# June Photo of the Month 2022



## TaMMa89 (Apr 12, 2008)

_Hi guys!_

_What would be more fascinating than have some good photo shoots after sunset? Those photos shot in gloomy, sometimes a tad eerie or even a bit romantical - on their own way - dark scenes. Add your favorite animal - horse - in that scene and we've reached something that is called perfection 👌.

So in May, we participate with equine related photos that have been shot during nighttime

Please enter your one photo as a reply to this thread._
_****

After June the 30th, the entry will be closed and a poll will be put up as a way for voting the Photo of June 2022. Once the entry has been closed, it is not possible to enter the competition with your photo anymore.

If you have something to ask, comment regarding *in particular* to June 2022 Competition, the fastest way to reach my attention is to tag my username @TaMMa89 in a message posted in this Discussion. All general questions related to Official Horse Forum Photography Competitions will be asked __here_.

_Please stay tuned since some of the rules may become still more precise or change.

*Few rules:*_
_Horses: you can participate with a photo of a horse that you own. If you participate with a photo of a horse that isn't yours, you must have the owner's permission to use a photo of their horse. Lesson horses are accepted, but it's polite to inform the stable of usage of the photo. In cases such as historical themes, in which the horse is deceased, the stable has been shut down well in the past and there's no chance to ask permission from the owner (for example because the owner has passed away), a member can use the photo of the horse, but respecting the privacy of the stable, other environment in the photo and people in that place._

_People: You must have permission from all people who are identifiable in the photo. Children under 18 years old: If you share a photo of a person who is under 18 years old and who isn't you or your child, you must have the parent's or guardian's permission to participate. The HorseForum.com Moderating Team reserves right to remove photos of underage people if them risk young members' safety or anonymity.

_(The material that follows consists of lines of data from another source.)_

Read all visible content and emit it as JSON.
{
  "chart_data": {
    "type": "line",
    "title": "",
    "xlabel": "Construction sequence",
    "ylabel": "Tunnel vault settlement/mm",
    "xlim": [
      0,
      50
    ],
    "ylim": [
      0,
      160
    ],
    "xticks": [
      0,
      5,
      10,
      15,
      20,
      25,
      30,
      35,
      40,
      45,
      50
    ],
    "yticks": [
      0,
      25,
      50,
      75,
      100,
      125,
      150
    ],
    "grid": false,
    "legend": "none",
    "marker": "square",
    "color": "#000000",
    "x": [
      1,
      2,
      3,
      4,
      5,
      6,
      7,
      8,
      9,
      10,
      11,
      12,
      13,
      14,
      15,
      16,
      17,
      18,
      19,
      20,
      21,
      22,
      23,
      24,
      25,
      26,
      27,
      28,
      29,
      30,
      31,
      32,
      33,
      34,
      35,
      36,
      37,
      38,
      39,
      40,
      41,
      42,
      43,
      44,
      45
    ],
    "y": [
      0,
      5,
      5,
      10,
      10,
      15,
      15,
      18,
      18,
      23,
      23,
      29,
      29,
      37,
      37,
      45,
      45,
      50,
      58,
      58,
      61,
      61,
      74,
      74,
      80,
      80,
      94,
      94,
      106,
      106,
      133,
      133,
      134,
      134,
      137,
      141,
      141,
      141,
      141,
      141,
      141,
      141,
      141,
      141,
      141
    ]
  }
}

Editing your entry: unlike on the rest of the forum - you can edit for replacing your photo with another photo within the enrollment period. Once the poll has been set up for voting, you cannot replace your photo anymore. Photos which have been replaced within voting period will be disqualified.

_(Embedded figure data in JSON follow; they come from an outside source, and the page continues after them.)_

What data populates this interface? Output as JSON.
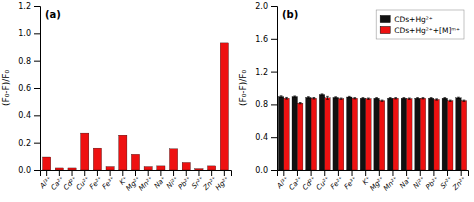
{
  "chart_data": [
    {
      "type": "bar",
      "title": "(a)",
      "ylabel": "(F₀-F)/F₀",
      "categories": [
        "Al³⁺",
        "Ca²⁺",
        "Cd²⁺",
        "Cu²⁺",
        "Fe²⁺",
        "Fe³⁺",
        "K⁺",
        "Mg²⁺",
        "Mn²⁺",
        "Na⁺",
        "Ni²⁺",
        "Pb²⁺",
        "Sr²⁺",
        "Zn²⁺",
        "Hg²⁺"
      ],
      "values": [
        0.095,
        0.015,
        0.015,
        0.27,
        0.16,
        0.025,
        0.255,
        0.115,
        0.025,
        0.03,
        0.155,
        0.055,
        0.01,
        0.03,
        0.93
      ],
      "color": "#EE1111",
      "ylim": [
        0,
        1.2
      ],
      "yticks": [
        {
          "value": 0,
          "label": "0.0"
        },
        0.2,
        0.4,
        0.6,
        0.8,
        {
          "value": 1,
          "label": "1.0"
        },
        1.2
      ]
    },
    {
      "type": "bar",
      "title": "(b)",
      "ylabel": "(F₀-F)/F₀",
      "categories": [
        "Al³⁺",
        "Ca²⁺",
        "Cd²⁺",
        "Cu²⁺",
        "Fe²⁺",
        "Fe³⁺",
        "K⁺",
        "Mg²⁺",
        "Mn²⁺",
        "Na⁺",
        "Ni²⁺",
        "Pb²⁺",
        "Sr²⁺",
        "Zn²⁺"
      ],
      "series": [
        {
          "name": "CDs+Hg²⁺",
          "color": "#111111",
          "values": [
            0.895,
            0.895,
            0.885,
            0.92,
            0.885,
            0.89,
            0.875,
            0.875,
            0.875,
            0.875,
            0.875,
            0.875,
            0.875,
            0.88
          ],
          "errors": [
            0.01,
            0.008,
            0.009,
            0.008,
            0.008,
            0.008,
            0.008,
            0.008,
            0.008,
            0.008,
            0.008,
            0.008,
            0.008,
            0.008
          ]
        },
        {
          "name": "CDs+Hg²⁺+[M]ᵐ⁺",
          "color": "#EE1111",
          "values": [
            0.875,
            0.815,
            0.875,
            0.88,
            0.87,
            0.875,
            0.87,
            0.845,
            0.875,
            0.87,
            0.875,
            0.86,
            0.845,
            0.845
          ],
          "errors": [
            0.01,
            0.008,
            0.009,
            0.018,
            0.008,
            0.008,
            0.008,
            0.008,
            0.008,
            0.008,
            0.008,
            0.008,
            0.008,
            0.008
          ]
        }
      ],
      "ylim": [
        0,
        2.0
      ],
      "yticks": [
        {
          "value": 0,
          "label": "0.0"
        },
        0.4,
        0.8,
        1.2,
        1.6,
        {
          "value": 2,
          "label": "2.0"
        }
      ],
      "legend": "upper right"
    }
  ]
}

Only one photo per a participant - if a participant adds more than one photo in the competition, the first one will be left for voting and others will be removed when the poll is being set up.

Please follow copyright laws of Canada while participating the competition. Photo proofs aren't allowed.

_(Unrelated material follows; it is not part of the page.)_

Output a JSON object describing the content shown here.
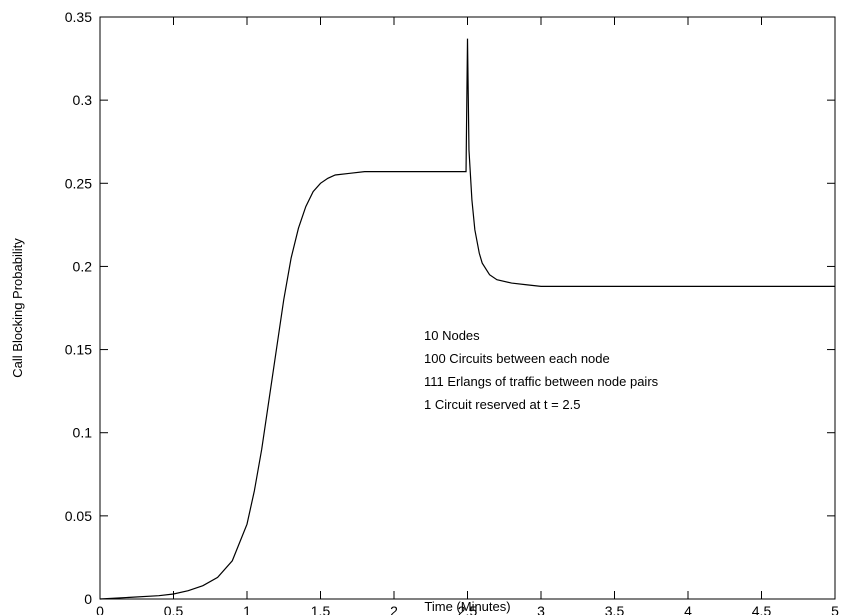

If a competition in some month has some special rules for the said month, it'll be notified within the intro of the theme.

Have fun!_

_Ps. Want to suggest a theme or few for the competition or have something else to suggest or say? Please check Photo of the Month competitions; feedback, suggestions etc.... thread!

All sidetrack discussion will happen here, this Discussion is reserved strictly for entries and competition._

*PS. Have you already noticed our new Official *_*Contest prizes*_*?*


----------



## PoptartShop (Jul 25, 2010)

Took this of my mare Promise's silhouette  No edit either.


----------



## My Salty Pony (Jan 1, 2022)

This is Melvin packing us, my son took this picture of me and my Granddaughter (Sterling) one late evening in my front pasture.


----------



## TaMMa89 (Apr 12, 2008)

Our June Photo of the Month 2022 winner (1 vote) is... 📸 📷










*...My Salty Pony*

@My Salty Pony , please stay tuned. You'll receive a Private Message regarding your prizes, within few next days.


----------